Carver finished smoking and drinking and offered Max his wrists for the cuffs. Max made him stand up, turn around, and put his hands behind his back. He groaned as the cuffs locked on tight.
"Let's go." Max started leading him out toward the door, holding him tight because Carver was staggering and limping heavily.
They hadn't gone five paces before Carver stopped.
"Max, please, not like this," he slurred, gasping booze and stale tobacco in Max's face. "I have a pistol in my office. A revolver. Let me finish it myself. You can empty the chamber, leave me the one bullet. I'm an old man. I don't have long."
"Mr. Carver. You stole hundreds of children and ruined not just their lives, but their families' lives too. Most of all, you stole their souls. You destroyed them. You took their futures. There isn't a punishment enough for you."
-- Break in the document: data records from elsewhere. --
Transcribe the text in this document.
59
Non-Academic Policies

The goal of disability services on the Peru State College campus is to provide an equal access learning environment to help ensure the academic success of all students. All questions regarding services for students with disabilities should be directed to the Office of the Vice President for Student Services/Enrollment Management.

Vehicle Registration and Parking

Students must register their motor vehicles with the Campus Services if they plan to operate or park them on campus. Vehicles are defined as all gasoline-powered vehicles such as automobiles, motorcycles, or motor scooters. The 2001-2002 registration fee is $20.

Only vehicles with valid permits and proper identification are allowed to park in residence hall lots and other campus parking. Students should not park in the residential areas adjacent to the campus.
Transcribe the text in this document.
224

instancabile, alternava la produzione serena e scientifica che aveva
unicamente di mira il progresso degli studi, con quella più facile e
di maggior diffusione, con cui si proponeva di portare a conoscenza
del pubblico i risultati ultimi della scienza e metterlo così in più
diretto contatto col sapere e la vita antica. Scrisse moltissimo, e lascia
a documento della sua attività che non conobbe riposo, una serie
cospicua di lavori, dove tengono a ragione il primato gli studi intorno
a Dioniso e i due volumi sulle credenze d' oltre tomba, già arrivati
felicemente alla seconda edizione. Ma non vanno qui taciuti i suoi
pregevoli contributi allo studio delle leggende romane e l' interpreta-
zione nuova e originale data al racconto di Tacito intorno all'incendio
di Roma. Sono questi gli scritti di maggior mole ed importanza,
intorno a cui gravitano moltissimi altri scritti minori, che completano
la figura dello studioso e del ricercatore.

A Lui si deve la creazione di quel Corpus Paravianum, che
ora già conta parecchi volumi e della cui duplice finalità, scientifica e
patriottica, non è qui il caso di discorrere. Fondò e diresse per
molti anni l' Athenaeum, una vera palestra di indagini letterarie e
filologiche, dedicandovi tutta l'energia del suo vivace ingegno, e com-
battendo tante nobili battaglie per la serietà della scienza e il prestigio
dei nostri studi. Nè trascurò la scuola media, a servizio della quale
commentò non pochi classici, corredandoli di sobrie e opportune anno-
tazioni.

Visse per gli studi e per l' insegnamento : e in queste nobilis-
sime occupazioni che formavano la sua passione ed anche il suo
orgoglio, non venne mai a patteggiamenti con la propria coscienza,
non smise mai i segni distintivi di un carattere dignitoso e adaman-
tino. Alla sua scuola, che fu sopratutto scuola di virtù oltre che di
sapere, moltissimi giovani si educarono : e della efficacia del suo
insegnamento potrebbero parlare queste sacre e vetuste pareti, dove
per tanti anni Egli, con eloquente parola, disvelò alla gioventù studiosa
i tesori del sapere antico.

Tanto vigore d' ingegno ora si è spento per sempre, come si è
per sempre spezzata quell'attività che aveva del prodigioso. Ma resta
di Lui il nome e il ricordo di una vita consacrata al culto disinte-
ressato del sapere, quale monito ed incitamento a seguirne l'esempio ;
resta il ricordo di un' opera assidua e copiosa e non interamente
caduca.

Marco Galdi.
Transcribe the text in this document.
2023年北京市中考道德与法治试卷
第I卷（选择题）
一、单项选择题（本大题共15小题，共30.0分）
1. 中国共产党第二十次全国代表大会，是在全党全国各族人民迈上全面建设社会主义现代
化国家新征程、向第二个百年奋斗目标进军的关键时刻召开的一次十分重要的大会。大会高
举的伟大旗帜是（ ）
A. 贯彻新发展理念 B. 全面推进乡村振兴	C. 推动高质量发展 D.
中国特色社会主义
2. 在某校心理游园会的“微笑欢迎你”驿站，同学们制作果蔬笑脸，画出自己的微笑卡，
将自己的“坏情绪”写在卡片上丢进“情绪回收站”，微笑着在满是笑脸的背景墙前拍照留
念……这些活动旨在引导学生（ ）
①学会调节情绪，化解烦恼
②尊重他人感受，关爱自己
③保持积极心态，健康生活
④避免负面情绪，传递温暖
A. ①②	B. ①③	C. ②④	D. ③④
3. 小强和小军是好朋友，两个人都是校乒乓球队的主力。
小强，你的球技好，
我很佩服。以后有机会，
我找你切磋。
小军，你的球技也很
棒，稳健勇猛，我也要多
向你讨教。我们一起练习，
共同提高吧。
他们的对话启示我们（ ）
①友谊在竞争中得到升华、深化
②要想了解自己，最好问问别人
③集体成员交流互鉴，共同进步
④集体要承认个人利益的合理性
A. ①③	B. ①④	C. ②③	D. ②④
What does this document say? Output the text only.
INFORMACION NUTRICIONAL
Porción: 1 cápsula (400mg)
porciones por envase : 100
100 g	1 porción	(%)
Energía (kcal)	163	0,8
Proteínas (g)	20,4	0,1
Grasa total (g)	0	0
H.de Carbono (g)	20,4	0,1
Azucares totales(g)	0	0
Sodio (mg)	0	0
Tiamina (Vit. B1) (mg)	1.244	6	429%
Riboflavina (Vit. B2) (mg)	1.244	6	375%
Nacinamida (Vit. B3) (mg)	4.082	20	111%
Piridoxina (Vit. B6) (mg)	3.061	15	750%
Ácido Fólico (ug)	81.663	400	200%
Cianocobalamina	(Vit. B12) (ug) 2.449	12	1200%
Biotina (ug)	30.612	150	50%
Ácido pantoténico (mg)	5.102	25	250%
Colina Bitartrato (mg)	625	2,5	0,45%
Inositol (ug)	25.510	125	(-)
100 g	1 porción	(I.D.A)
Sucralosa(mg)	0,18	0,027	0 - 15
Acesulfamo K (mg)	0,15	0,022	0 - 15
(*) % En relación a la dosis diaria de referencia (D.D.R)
"You self-righteous little prick," Carver spat at him. "A
"You done now?" Max interrupted him.
Carver dropped his gaze. Max started dragging him toward the door. Paul's men came forward. Carver stumbled along for a few steps and then stopped again.
"I want to say good-bye to Judith."
"Who?"
"Judith—my wife. Let me look at her painting just one more time. It was such a good painting, so lifelike, so much like her," Carver said, his voice breaking.
"It's not her. She's dead. And you're sure to see her soon."
"What if I don't? What if there's nothing? Just one more look, please, Mingus."
Max thought of Sandra and relented. He waved the men back and took him to the portrait.
He propped the old man up as Carver gazed up at the picture of his wife and mumbled to her in a mix of French and English.
Max looked at the Hall of Fame—the mantelpiece and all the framed photographs of the Carvers pressing flesh with the great and the good. He wondered if he'd find any of those famous names in the records.
Carver stopped his babbling and leered at Max.
"None of them are clients, don't worry," he slurred. "But they're no more than two people away. Remember that.
"OK, let's go." Max took Gustav's arm.
"Get your hands off me!" Carver jerked himself roughly out of Max's grip and tried to step back, but he lost his already precarious balance and fell heavily to the floor, landing on his back, his cuffed wrists taking the brunt of his weight.
Max didn't move to help him.
"Get up, Carver."
The old man rolled over on his side, painfully, gasping and groaning. Then he was on his front. He tilted to his right side, pulled up his left leg, and tried to push himself up, but it was his bad side, the one he needed the cane to support, and his leg only executed a quarter-move before it froze up and he rolled back onto his chest. Carver caught his breath and blinked. Then he scraped and wriggled and budged forward along the floor toward Max, wincing and snorting in agony.
When his face was at Max's toes, the old man looked up as far as he could.